Arrêter le chef d'une bande de ravisseurs avec sa dulcinée étrangère à l'heure de pointe des écoutes d'informations à la télé et en même temps libérer 3 pauvres victimes de rapts. le "jefe criminal" était Israel Vallarte, un Mexicain d'une quarantaine d'années, le leader du gang de la bande de "los Zodiaco" et sa copine française, Florence Cassez, née à Beuvry dans le Pas-de-Calais en novembre 1974.

Sensationnel ce spectacle, diffusé en direct par 2 chaînes importantes de télé, l'était sûrement, mais une violation flagrante du secret de l'instruction et du principe sacrosaint de présomption d'innocence, ... aussi ! Ce show scandaleux aura valu à Florence une condamnation initiale de 96 ans de taule, réduite en appel à 60 ans, pour enlèvement, séquestration et port d'armes.
Du 8 décembre 2005 jusqu'à sa libération au 23 janvier 2013, notre compatriote aura eu le privilège de faire la connaissance des mitards mexicains. Pour ces 7 ans de peurs et d'angoisses, de mauvais traitements et désespoir, notre Florence a demandé du Mexique un dédommagement de 36 millions de dollars (€ 30,89 millions).

Cette histoire est, à mon humble avis, un long récit d'incompréhensions, d'exagérations et d'abus, qui, au-delà de l'injustice manifeste témoignée à l'égard de Florence Cassez a eu des effets regrettables pour le Mexique et les relations bilatérales entre ces 2 grands pays.

Peu après son retour en France, Florence s'est mariée, en 2013 avec un franco-mexicain, Fausto Avila, avec qui elle a eu une fille, Fleur, en 2015. Avec la famille Avila elle a collaboré à la gestion du restaurant "Les Gens Heureux" à Dunkerque, où - par pure curiosité je l'admets - j'allais réserver une table, lorsque j'ai appris par un entrefilet dans la presse locale que le couple a divorcé et que depuis le 3 février dernier, Florence a été révoquée de son mandat de directrice de la société propriétaire du resto !

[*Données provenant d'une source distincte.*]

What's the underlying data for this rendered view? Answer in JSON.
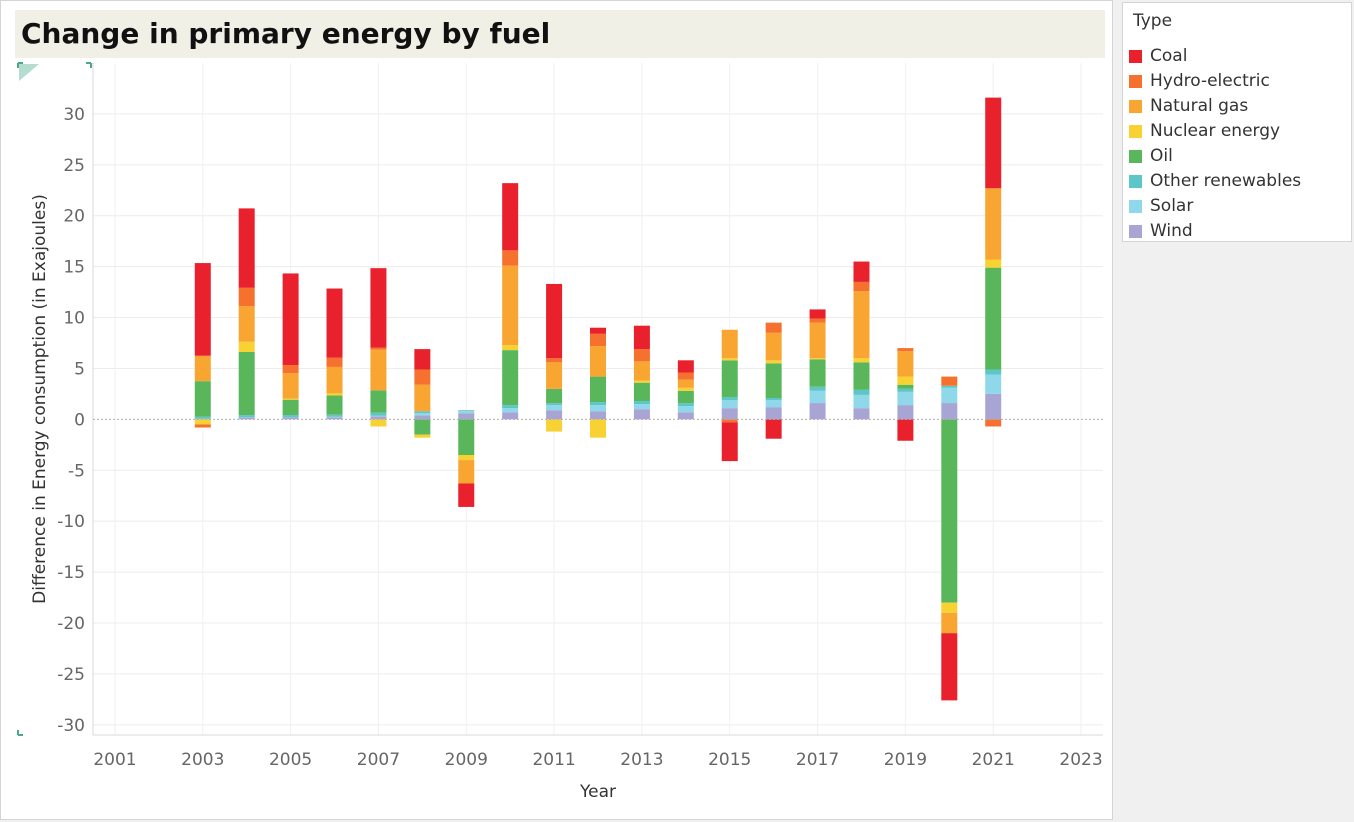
{
  "title": "Change in primary energy by fuel",
  "legend": {
    "title": "Type",
    "items": [
      {
        "label": "Coal",
        "color": "#e8212c"
      },
      {
        "label": "Hydro-electric",
        "color": "#f7712e"
      },
      {
        "label": "Natural gas",
        "color": "#f8a531"
      },
      {
        "label": "Nuclear energy",
        "color": "#f8d133"
      },
      {
        "label": "Oil",
        "color": "#59b65b"
      },
      {
        "label": "Other renewables",
        "color": "#5dc7c8"
      },
      {
        "label": "Solar",
        "color": "#8fd8ea"
      },
      {
        "label": "Wind",
        "color": "#a8a4d4"
      }
    ]
  },
  "chart_data": {
    "type": "bar",
    "stacked": true,
    "xlabel": "Year",
    "ylabel": "Difference in Energy consumption (in Exajoules)",
    "ylim": [
      -31,
      35
    ],
    "xlim": [
      2000.5,
      2023.5
    ],
    "yticks": [
      -30,
      -25,
      -20,
      -15,
      -10,
      -5,
      0,
      5,
      10,
      15,
      20,
      25,
      30
    ],
    "xticks": [
      2001,
      2003,
      2005,
      2007,
      2009,
      2011,
      2013,
      2015,
      2017,
      2019,
      2021,
      2023
    ],
    "grid": true,
    "legend_position": "right",
    "categories": [
      2003,
      2004,
      2005,
      2006,
      2007,
      2008,
      2009,
      2010,
      2011,
      2012,
      2013,
      2014,
      2015,
      2016,
      2017,
      2018,
      2019,
      2020,
      2021
    ],
    "series": [
      {
        "name": "Wind",
        "values": [
          0.05,
          0.2,
          0.2,
          0.2,
          0.3,
          0.4,
          0.6,
          0.7,
          0.9,
          0.8,
          1.0,
          0.7,
          1.1,
          1.2,
          1.6,
          1.1,
          1.4,
          1.6,
          2.5
        ]
      },
      {
        "name": "Solar",
        "values": [
          0.0,
          0.02,
          0.03,
          0.05,
          0.05,
          0.2,
          0.2,
          0.4,
          0.5,
          0.6,
          0.5,
          0.6,
          0.8,
          0.7,
          1.2,
          1.3,
          1.3,
          1.5,
          1.9
        ]
      },
      {
        "name": "Other renewables",
        "values": [
          0.2,
          0.2,
          0.2,
          0.2,
          0.3,
          0.2,
          0.1,
          0.3,
          0.2,
          0.3,
          0.3,
          0.3,
          0.3,
          0.2,
          0.4,
          0.5,
          0.3,
          0.2,
          0.5
        ]
      },
      {
        "name": "Oil",
        "values": [
          3.5,
          6.2,
          1.5,
          1.9,
          2.2,
          -1.5,
          -3.5,
          5.4,
          1.4,
          2.5,
          1.8,
          1.2,
          3.6,
          3.4,
          2.7,
          2.7,
          0.4,
          -18.0,
          10.0
        ]
      },
      {
        "name": "Nuclear energy",
        "values": [
          -0.5,
          1.0,
          0.1,
          0.2,
          -0.7,
          -0.3,
          -0.5,
          0.5,
          -1.2,
          -1.8,
          0.2,
          0.3,
          0.2,
          0.3,
          0.1,
          0.4,
          0.8,
          -1.0,
          0.8
        ]
      },
      {
        "name": "Natural gas",
        "values": [
          2.5,
          3.5,
          2.5,
          2.6,
          4.0,
          2.6,
          -2.3,
          7.8,
          2.6,
          3.0,
          1.9,
          0.8,
          2.8,
          2.7,
          3.5,
          6.6,
          2.5,
          -2.0,
          7.0
        ]
      },
      {
        "name": "Hydro-electric",
        "values": [
          -0.3,
          1.8,
          0.8,
          0.9,
          0.2,
          1.5,
          0.0,
          1.5,
          0.4,
          1.2,
          1.2,
          0.7,
          -0.3,
          1.0,
          0.4,
          0.9,
          0.3,
          0.9,
          -0.7
        ]
      },
      {
        "name": "Coal",
        "values": [
          9.1,
          7.8,
          9.0,
          6.8,
          7.8,
          2.0,
          -2.3,
          6.6,
          7.3,
          0.6,
          2.3,
          1.2,
          -3.8,
          -1.9,
          0.9,
          2.0,
          -2.1,
          -6.6,
          8.9
        ]
      }
    ]
  }
}
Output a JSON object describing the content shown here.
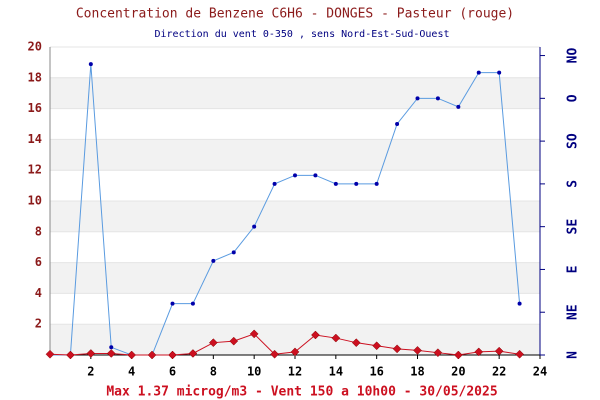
{
  "chart_data": {
    "type": "line",
    "title": "Concentration de Benzene C6H6  -   DONGES - Pasteur (rouge)",
    "subtitle": "Direction du vent 0-350 , sens Nord-Est-Sud-Ouest",
    "footer": "Max 1.37 microg/m3 - Vent 150  a 10h00 - 30/05/2025",
    "x": [
      0,
      1,
      2,
      3,
      4,
      5,
      6,
      7,
      8,
      9,
      10,
      11,
      12,
      13,
      14,
      15,
      16,
      17,
      18,
      19,
      20,
      21,
      22,
      23
    ],
    "series": [
      {
        "name": "Vent",
        "color": "#5a9be0",
        "axis": "y2",
        "marker": "circle",
        "values": [
          0,
          0,
          340,
          9,
          0,
          0,
          60,
          60,
          110,
          120,
          150,
          200,
          210,
          210,
          200,
          200,
          200,
          270,
          300,
          300,
          290,
          330,
          330,
          60
        ]
      },
      {
        "name": "Benzene",
        "color": "#cc1020",
        "axis": "y",
        "marker": "diamond",
        "values": [
          0.05,
          0,
          0.1,
          0.1,
          0,
          0,
          0,
          0.1,
          0.8,
          0.9,
          1.37,
          0.05,
          0.2,
          1.3,
          1.1,
          0.8,
          0.6,
          0.4,
          0.3,
          0.15,
          0,
          0.2,
          0.25,
          0.05
        ]
      }
    ],
    "xlim": [
      0,
      24
    ],
    "xticks": [
      2,
      4,
      6,
      8,
      10,
      12,
      14,
      16,
      18,
      20,
      22,
      24
    ],
    "ylim": [
      0,
      20
    ],
    "yticks": [
      2,
      4,
      6,
      8,
      10,
      12,
      14,
      16,
      18,
      20
    ],
    "y2lim": [
      0,
      360
    ],
    "y2ticks": [
      {
        "value": 0,
        "label": "N"
      },
      {
        "value": 50,
        "label": "NE"
      },
      {
        "value": 100,
        "label": "E"
      },
      {
        "value": 150,
        "label": "SE"
      },
      {
        "value": 200,
        "label": "S"
      },
      {
        "value": 250,
        "label": "SO"
      },
      {
        "value": 300,
        "label": "O"
      },
      {
        "value": 350,
        "label": "NO"
      }
    ],
    "bands": true
  }
}
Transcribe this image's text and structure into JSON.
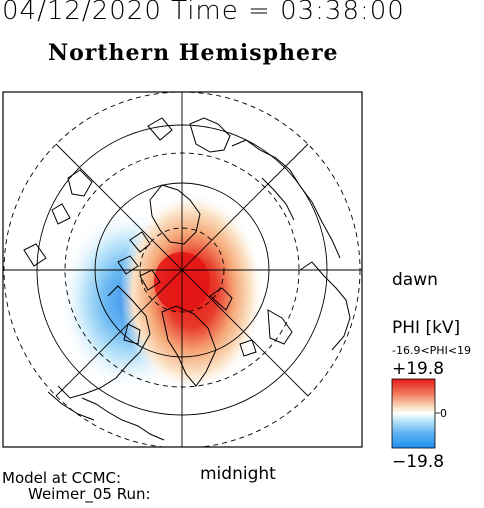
{
  "header": {
    "datetime": "04/12/2020 Time = 03:38:00",
    "hemisphere": "Northern Hemisphere"
  },
  "map": {
    "projection": "polar-stereographic",
    "pole": "north",
    "orientation": {
      "bottom": "midnight",
      "right": "dawn"
    },
    "grid": "dashed latitude circles, solid meridians every 45 degrees",
    "field": "electric potential PHI",
    "pattern": [
      {
        "name": "positive-cell",
        "sign": "positive",
        "side": "dusk-midnight",
        "color": "#e41e1e"
      },
      {
        "name": "negative-cell",
        "sign": "negative",
        "side": "dawn",
        "color": "#3a8fe8"
      }
    ]
  },
  "labels": {
    "dawn": "dawn",
    "midnight": "midnight"
  },
  "colorbar": {
    "title": "PHI [kV]",
    "range_text": "-16.9<PHI<19",
    "max_label": "+19.8",
    "zero_label": "0",
    "min_label": "−19.8",
    "max_value": 19.8,
    "min_value": -19.8,
    "colors": [
      "#e51a1a",
      "#fbe5c8",
      "#ffffff",
      "#c8ecfa",
      "#1e90f0"
    ]
  },
  "footer": {
    "model": "Model at CCMC:",
    "run": "Weimer_05 Run:"
  }
}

Jorge Volpi Escalante ne s'est pas épargné d'efforts pour éclairer cette ténébreuse affaire, à la satisfaction de la première concernée, Florence Cassez, je présume, mais d'un point de vue strictement littéraire, l'ouvrage y aurait gagné en qualité avec un peu moins de pages (que les 382 actuelles) et en biffant certains détails superflus. Heureusement cependant que l'auteur a publié tout à fait au début une liste fort utile de 6 pages et demi de "dramatis personae". En plus, ce roman non-fiction, lui a fait gagner le Prix Alfaguara 2018, ce qui est incontestablement une belle référence.